Demikian kisah sang pemuda. Dia pun kemudian berkata kepada gadis nekat yang memutuskan berhenti sholat itu,
“Begitulah, Allah mengetahui apa-apa yang tidak kita ketahui. Dia memberi kita kesulitan, bukan tanpa tujuan. Dan tujuan itu adalah demi kebaikan kita sendiri, sebagaimana yang terjadi pada kupu-kupu. Dia tidak mengabulkan doa kita, juga bukan tanpa alasan. Dan alasan itupun demi kebaikan kita sendiri, sebagaimana yang terjadi pada diri saya. Tapi dasar tak tahu diri! Kadang kita merasa lebih mengetahui apa yang terbaik buat kita daripada Tuhan, sehingga dalam doa pun kita mendikteNya. Dan ketika doa kita tidak dikabulkanNya, maka kita pun balas dendam kepadaNya. Betapa kurang ajarnya kita! Hanya karena kasih sayangNya, saat ini kita masih diberiNya kesempatan untuk memohon ampun.”

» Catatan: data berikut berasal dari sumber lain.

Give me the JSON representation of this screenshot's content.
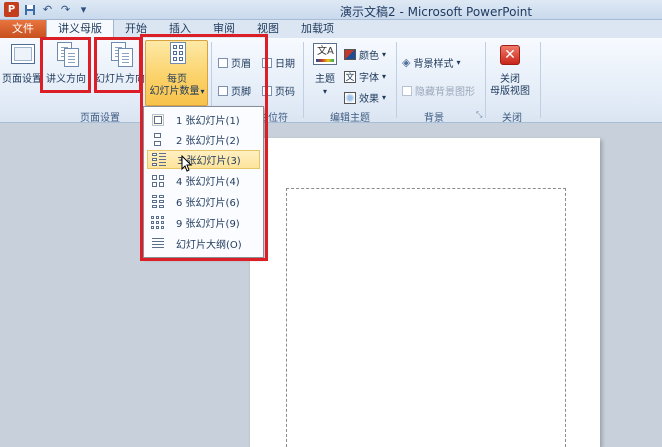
{
  "window": {
    "title": "演示文稿2 - Microsoft PowerPoint",
    "qat_icons": [
      "powerpoint-logo-icon",
      "save-icon",
      "undo-icon",
      "redo-icon",
      "customize-qat-icon"
    ]
  },
  "tabs": [
    {
      "label": "文件",
      "active": false
    },
    {
      "label": "讲义母版",
      "active": true
    },
    {
      "label": "开始",
      "active": false
    },
    {
      "label": "插入",
      "active": false
    },
    {
      "label": "审阅",
      "active": false
    },
    {
      "label": "视图",
      "active": false
    },
    {
      "label": "加载项",
      "active": false
    }
  ],
  "ribbon": {
    "page_setup_group": {
      "label": "页面设置",
      "page_setup": "页面设置",
      "handout_orientation": "讲义方向",
      "slide_orientation": "幻灯片方向",
      "slides_per_page_line1": "每页",
      "slides_per_page_line2": "幻灯片数量"
    },
    "placeholders_group": {
      "label": "占位符",
      "header": "页眉",
      "date": "日期",
      "footer": "页脚",
      "page_number": "页码"
    },
    "edit_theme_group": {
      "label": "编辑主题",
      "theme": "主题",
      "colors": "颜色",
      "fonts": "字体",
      "effects": "效果"
    },
    "background_group": {
      "label": "背景",
      "background_styles": "背景样式",
      "hide_background": "隐藏背景图形"
    },
    "close_group": {
      "label": "关闭",
      "close_line1": "关闭",
      "close_line2": "母版视图"
    }
  },
  "dropdown": {
    "items": [
      {
        "label": "1 张幻灯片(1)",
        "icon": "one-slide-icon"
      },
      {
        "label": "2 张幻灯片(2)",
        "icon": "two-slides-icon"
      },
      {
        "label": "3 张幻灯片(3)",
        "icon": "three-slides-icon",
        "hover": true
      },
      {
        "label": "4 张幻灯片(4)",
        "icon": "four-slides-icon"
      },
      {
        "label": "6 张幻灯片(6)",
        "icon": "six-slides-icon"
      },
      {
        "label": "9 张幻灯片(9)",
        "icon": "nine-slides-icon"
      },
      {
        "label": "幻灯片大纲(O)",
        "icon": "outline-icon"
      }
    ]
  },
  "colors": {
    "highlight_red": "#dc1f26",
    "file_tab": "#c7501f",
    "ribbon_text": "#1e395b"
  }
}
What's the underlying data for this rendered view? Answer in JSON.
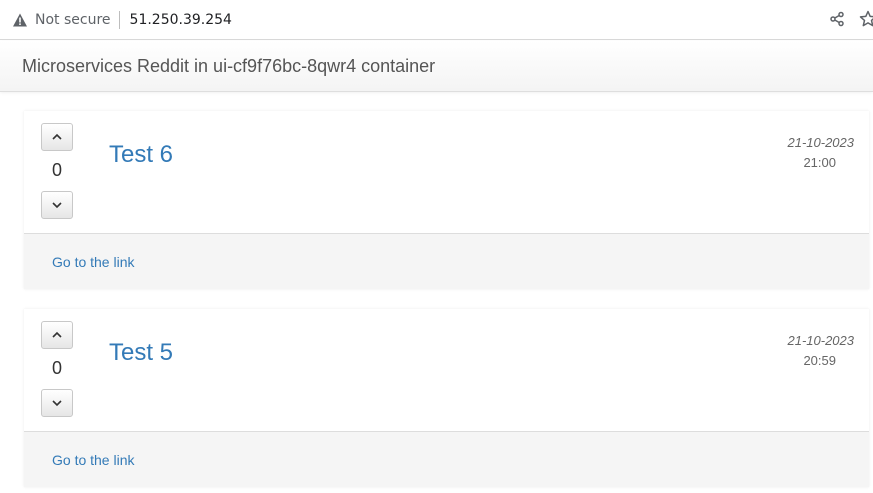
{
  "browser": {
    "security_label": "Not secure",
    "url": "51.250.39.254",
    "icons": [
      "warning-icon",
      "share-icon",
      "star-icon"
    ]
  },
  "navbar": {
    "brand": "Microservices Reddit in ui-cf9f76bc-8qwr4 container"
  },
  "posts": [
    {
      "title": "Test 6",
      "score": "0",
      "date": "21-10-2023",
      "time": "21:00",
      "link_label": "Go to the link"
    },
    {
      "title": "Test 5",
      "score": "0",
      "date": "21-10-2023",
      "time": "20:59",
      "link_label": "Go to the link"
    }
  ],
  "colors": {
    "link": "#337ab7",
    "footer_bg": "#f5f5f5"
  }
}
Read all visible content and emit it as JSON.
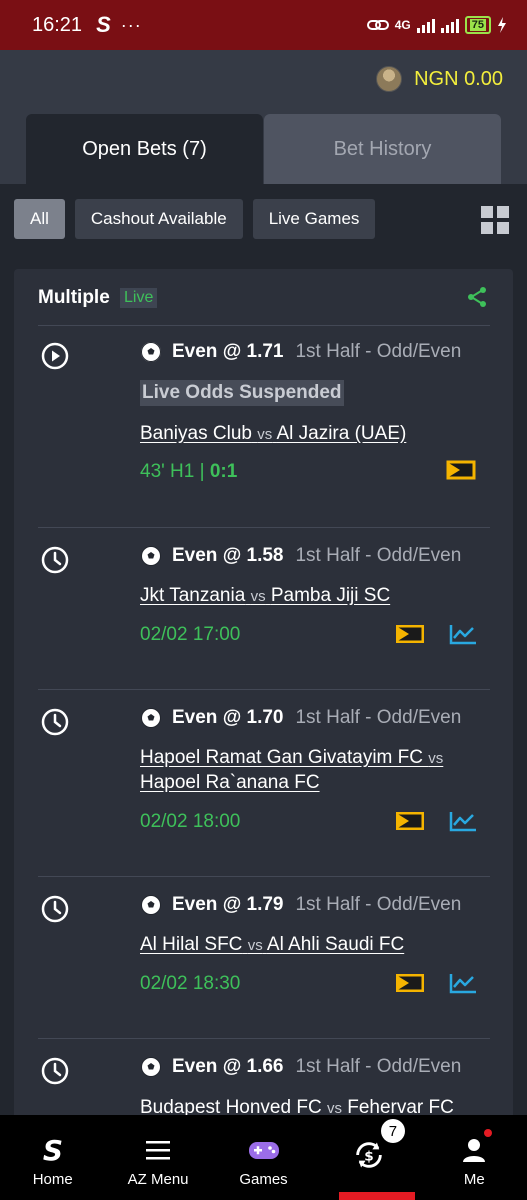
{
  "status_bar": {
    "time": "16:21",
    "logo": "S",
    "dots": "···",
    "network": "4G",
    "battery": "75"
  },
  "balance": {
    "text": "NGN 0.00"
  },
  "tabs": [
    {
      "label": "Open Bets (7)"
    },
    {
      "label": "Bet History"
    }
  ],
  "filters": [
    {
      "label": "All"
    },
    {
      "label": "Cashout Available"
    },
    {
      "label": "Live Games"
    }
  ],
  "bet": {
    "type": "Multiple",
    "live_badge": "Live",
    "selections": [
      {
        "pick": "Even @ 1.71",
        "market": "1st Half - Odd/Even",
        "suspended": "Live Odds Suspended",
        "home": "Baniyas Club",
        "vs": "vs",
        "away": "Al Jazira (UAE)",
        "status": "43' H1 | ",
        "score": "0:1"
      },
      {
        "pick": "Even @ 1.58",
        "market": "1st Half - Odd/Even",
        "home": "Jkt Tanzania",
        "vs": "vs",
        "away": "Pamba Jiji SC",
        "status": "02/02 17:00"
      },
      {
        "pick": "Even @ 1.70",
        "market": "1st Half - Odd/Even",
        "home": "Hapoel Ramat Gan Givatayim FC",
        "vs": "vs",
        "away": "Hapoel Ra`anana FC",
        "status": "02/02 18:00"
      },
      {
        "pick": "Even @ 1.79",
        "market": "1st Half - Odd/Even",
        "home": "Al Hilal SFC",
        "vs": "vs",
        "away": "Al Ahli Saudi FC",
        "status": "02/02 18:30"
      },
      {
        "pick": "Even @ 1.66",
        "market": "1st Half - Odd/Even",
        "home": "Budapest Honved FC",
        "vs": "vs",
        "away": "Fehervar FC"
      }
    ]
  },
  "bottom_nav": [
    {
      "label": "Home"
    },
    {
      "label": "AZ Menu"
    },
    {
      "label": "Games"
    },
    {
      "label": "",
      "badge": "7"
    },
    {
      "label": "Me"
    }
  ],
  "colors": {
    "status_bar": "#7a0f14",
    "accent_green": "#3ec05a",
    "balance_yellow": "#f3ee3c",
    "stream_orange": "#f5b400",
    "stats_blue": "#29a8e0",
    "active_red": "#e41b23"
  }
}
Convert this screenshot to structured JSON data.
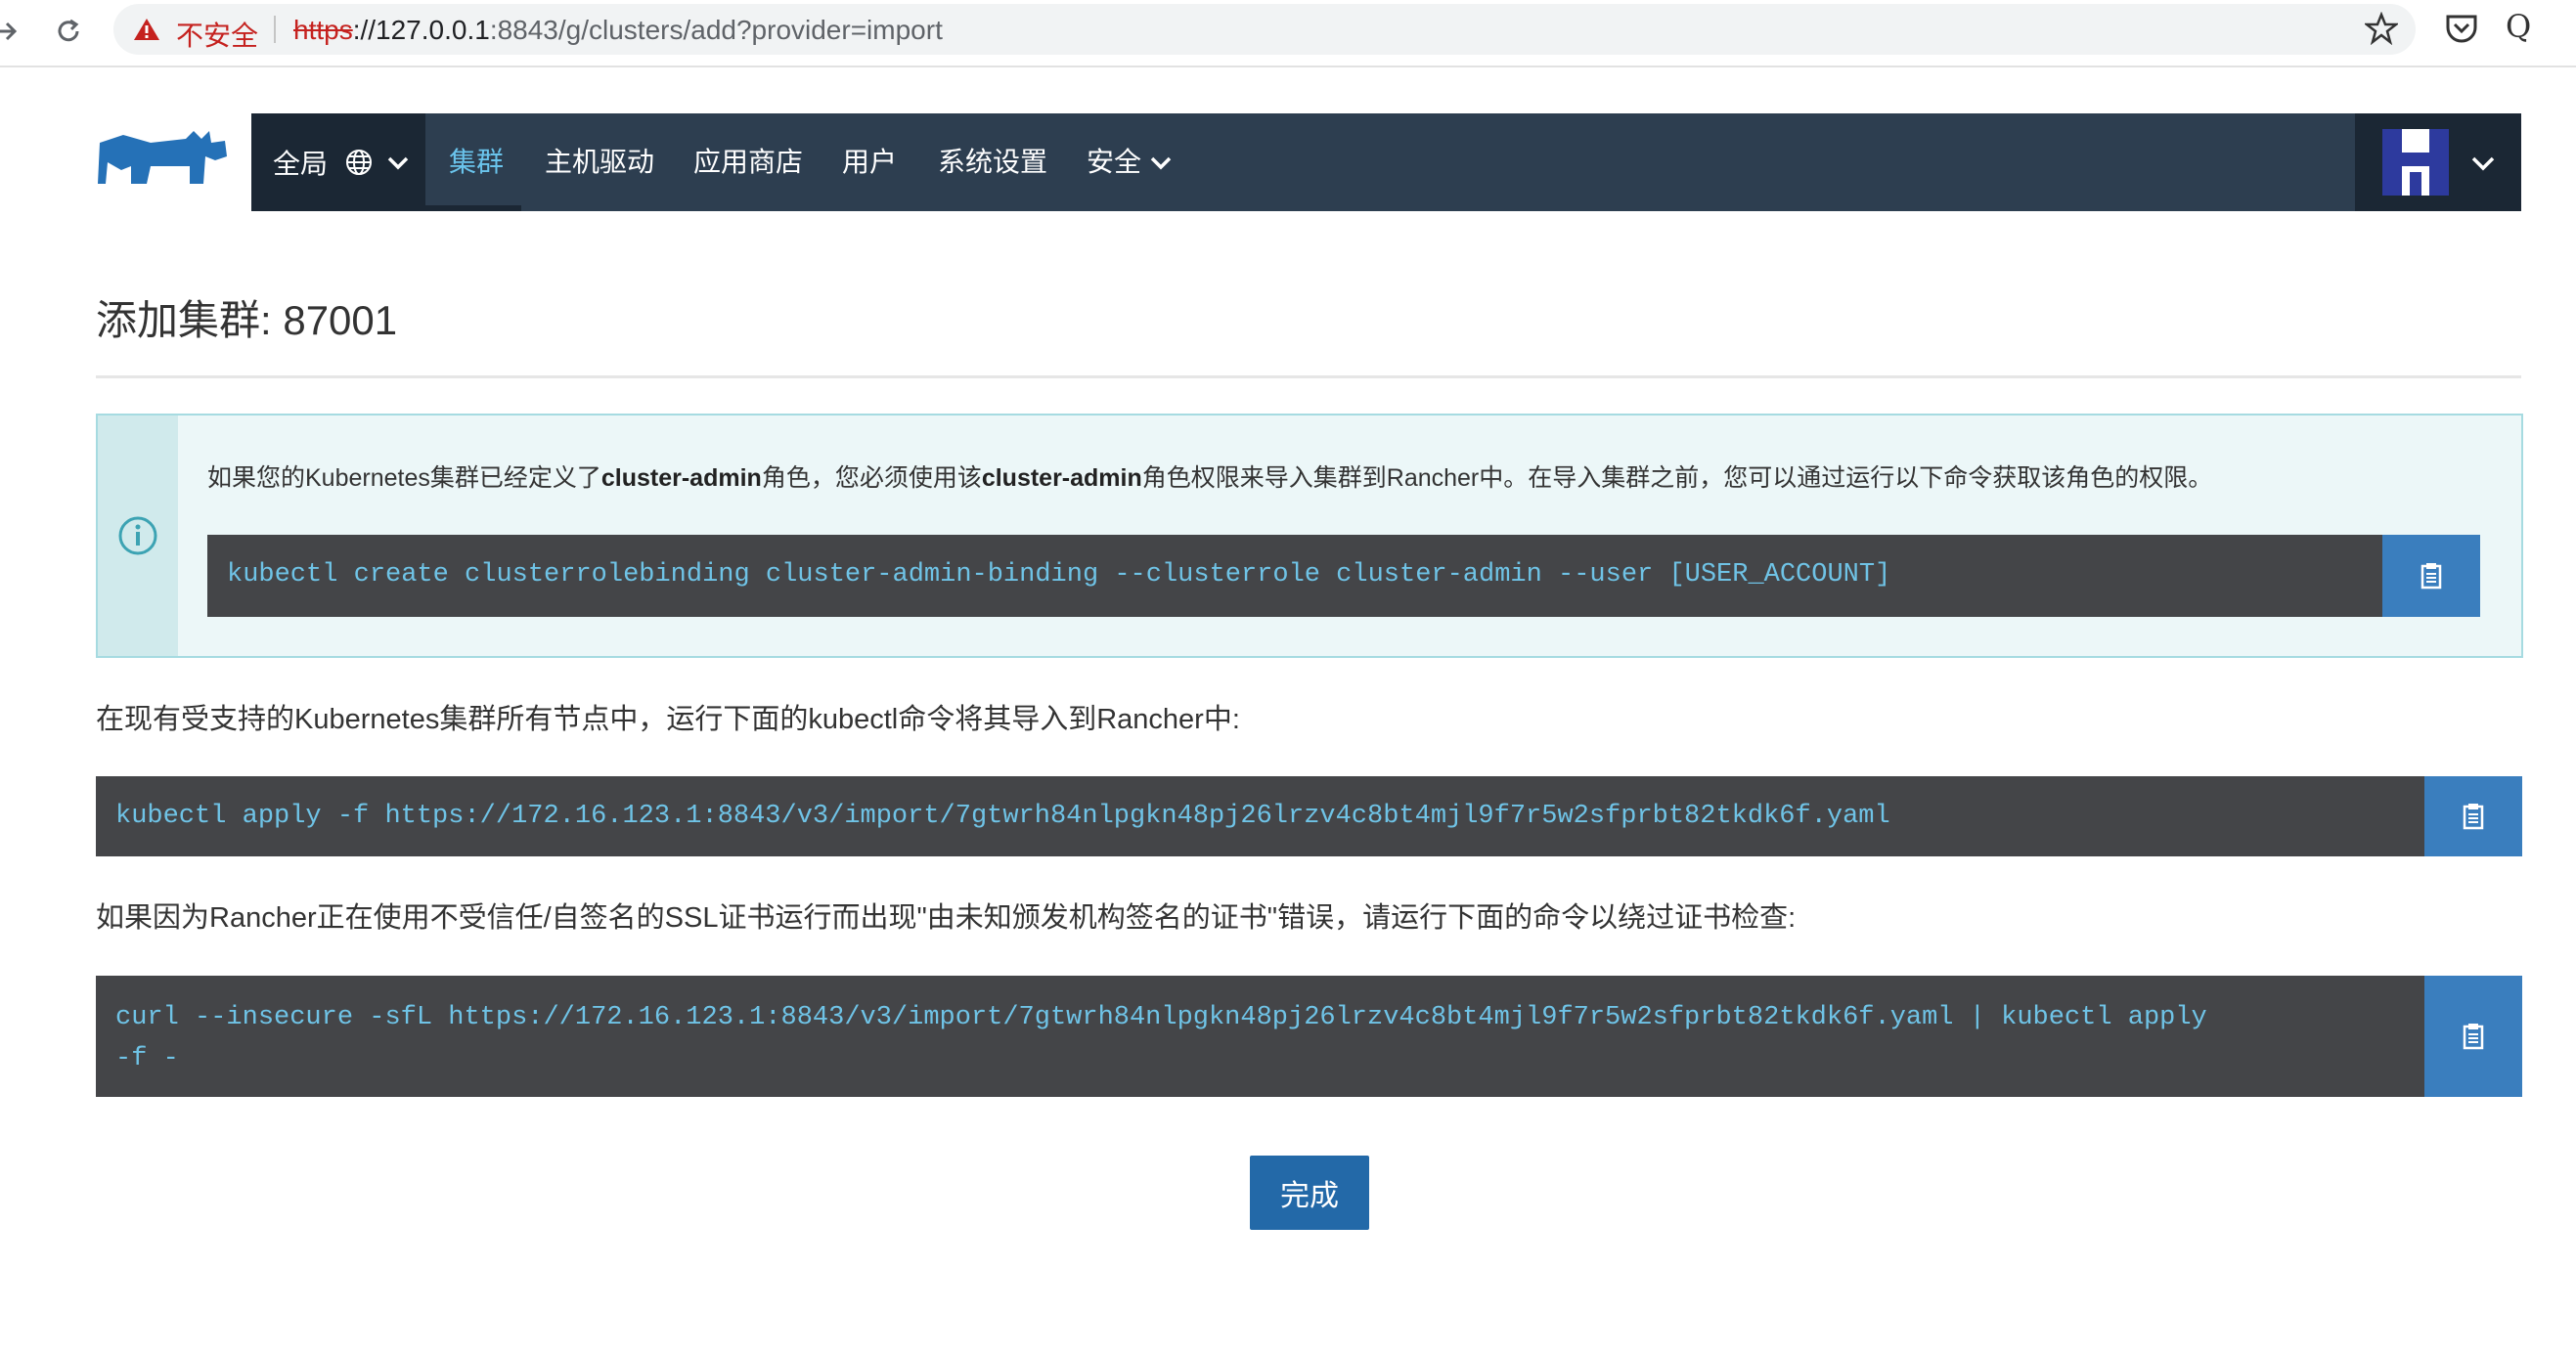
{
  "browser": {
    "insecure_label": "不安全",
    "url_scheme": "https",
    "url_host": "://127.0.0.1",
    "url_path": ":8843/g/clusters/add?provider=import",
    "extension_label": "Q"
  },
  "nav": {
    "global_label": "全局",
    "items": [
      "集群",
      "主机驱动",
      "应用商店",
      "用户",
      "系统设置",
      "安全"
    ]
  },
  "page": {
    "title": "添加集群: 87001"
  },
  "banner": {
    "text_1": "如果您的Kubernetes集群已经定义了",
    "bold_1": "cluster-admin",
    "text_2": "角色，您必须使用该",
    "bold_2": "cluster-admin",
    "text_3": "角色权限来导入集群到Rancher中。在导入集群之前，您可以通过运行以下命令获取该角色的权限。",
    "command": "kubectl create clusterrolebinding cluster-admin-binding --clusterrole cluster-admin --user [USER_ACCOUNT]"
  },
  "import": {
    "instruction": "在现有受支持的Kubernetes集群所有节点中，运行下面的kubectl命令将其导入到Rancher中:",
    "command": "kubectl apply -f https://172.16.123.1:8843/v3/import/7gtwrh84nlpgkn48pj26lrzv4c8bt4mjl9f7r5w2sfprbt82tkdk6f.yaml"
  },
  "insecure": {
    "instruction": "如果因为Rancher正在使用不受信任/自签名的SSL证书运行而出现\"由未知颁发机构签名的证书\"错误，请运行下面的命令以绕过证书检查:",
    "command": "curl --insecure -sfL https://172.16.123.1:8843/v3/import/7gtwrh84nlpgkn48pj26lrzv4c8bt4mjl9f7r5w2sfprbt82tkdk6f.yaml | kubectl apply\n-f -"
  },
  "actions": {
    "done_label": "完成"
  },
  "colors": {
    "nav_bg": "#2d3e50",
    "nav_dark": "#1b2734",
    "accent": "#3a7ebe",
    "code_bg": "#444548",
    "code_text": "#6fc3e6",
    "banner_bg": "#ecf7f8"
  }
}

Setelah ngomong begitu, sang pemuda pun beranjak pergi meninggalkan sang gadis yang kini beku tertegun. Ia pulang begitu saja. Tapi sebelum itu, ditenggaknya dulu teh yang sudah mulai dingin di atas meja, sampai habis tak tersisa. Dan keempat onde-onde yang sedari tadi bengong itu pun dimasukkannya ke dalam plastik kresek yang ternyata sudah dipersiapkannya dari rumah. “Lumayan,” gumamnya sambil ngeloyor pergi.